Targeting Nuclear and Other Key Receptors
Nuclear receptors can bind ligand, leading to a conformational change, homo- or hetero-dimerization, nuclear translocation and DNA binding. Using DEL technologies to screen a proprietary library of stapled peptides, we have identified high affinity binders of the coactivator binding region of the wild type estrogen receptor, ERα, and its mutant, ERα-Y537S. Having achieved PoC for our proprietary methods of using DEL technology to screen stapled peptide libraries, we are now applying this approach to additional important, difficult to drug targets, including IGF-1 and an immune-regulatory receptor.

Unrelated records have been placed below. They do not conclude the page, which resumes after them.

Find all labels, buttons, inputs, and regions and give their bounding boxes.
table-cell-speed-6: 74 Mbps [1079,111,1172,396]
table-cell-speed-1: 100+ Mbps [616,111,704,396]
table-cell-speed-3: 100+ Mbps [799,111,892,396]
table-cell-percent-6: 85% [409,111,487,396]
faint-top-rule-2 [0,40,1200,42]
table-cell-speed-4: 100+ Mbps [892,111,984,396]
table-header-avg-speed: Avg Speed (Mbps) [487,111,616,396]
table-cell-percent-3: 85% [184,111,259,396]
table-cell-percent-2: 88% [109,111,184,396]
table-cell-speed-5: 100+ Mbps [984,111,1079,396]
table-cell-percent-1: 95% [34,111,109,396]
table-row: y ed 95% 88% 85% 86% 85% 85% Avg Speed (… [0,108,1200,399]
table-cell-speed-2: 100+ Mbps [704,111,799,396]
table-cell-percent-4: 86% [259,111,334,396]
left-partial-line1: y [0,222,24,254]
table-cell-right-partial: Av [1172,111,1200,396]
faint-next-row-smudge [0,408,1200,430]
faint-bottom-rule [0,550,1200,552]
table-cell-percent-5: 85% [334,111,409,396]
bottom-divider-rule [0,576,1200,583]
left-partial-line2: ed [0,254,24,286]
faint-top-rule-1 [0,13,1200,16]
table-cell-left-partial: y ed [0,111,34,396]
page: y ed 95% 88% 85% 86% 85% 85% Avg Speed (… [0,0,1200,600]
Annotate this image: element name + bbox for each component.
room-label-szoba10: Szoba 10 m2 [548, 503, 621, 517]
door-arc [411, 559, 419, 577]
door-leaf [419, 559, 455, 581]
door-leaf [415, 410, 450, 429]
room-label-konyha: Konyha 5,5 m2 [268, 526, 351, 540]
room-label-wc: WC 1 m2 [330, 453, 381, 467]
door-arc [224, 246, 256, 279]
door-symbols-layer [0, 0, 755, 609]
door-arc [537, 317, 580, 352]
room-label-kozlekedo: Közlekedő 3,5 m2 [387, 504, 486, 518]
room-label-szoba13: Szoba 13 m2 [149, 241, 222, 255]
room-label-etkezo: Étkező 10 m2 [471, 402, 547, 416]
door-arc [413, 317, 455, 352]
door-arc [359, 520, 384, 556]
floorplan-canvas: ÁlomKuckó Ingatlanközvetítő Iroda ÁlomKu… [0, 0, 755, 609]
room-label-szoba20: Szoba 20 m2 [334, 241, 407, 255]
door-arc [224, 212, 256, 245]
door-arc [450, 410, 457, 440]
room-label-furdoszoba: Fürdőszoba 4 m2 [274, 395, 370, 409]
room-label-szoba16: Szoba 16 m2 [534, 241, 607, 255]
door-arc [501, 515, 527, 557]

Regulating the Senescence-
Associated Secretory Phenotype (SASP)
Cellular senescence is characterized by irreversible cell cycle arrest and a proinflammatory senescence-associated secretory phenotype (SASP), which is a major contributor to aging and age-related diseases. Senescent cells accumulate during aging and negatively influence lifespan and promote age-dependent changes in several organs. IL-1, IL-6, IL-8, TNF-α, TGF-β, and various matrix metalloproteinases (MMP3, 12) make up the key components of the SASP. The sustained inflammatory microenvironment created by the SASP can lead to chronic inflammation, which can have detrimental affects on tissues and organs, contributing to various age-related diseases and conditions. JAK kinases contribute to the regulation of the SASP through the JAK/STAT pathway. We are developing “best-in-class” selective JAK2/3 and TYK2/JAK3 topical and systemically-delivered TKIs, discovered using our DEL screening technology, as senomorphic therapy, to down-regulate the SASP without the potential negative adverse effects of JAK1 inhibition.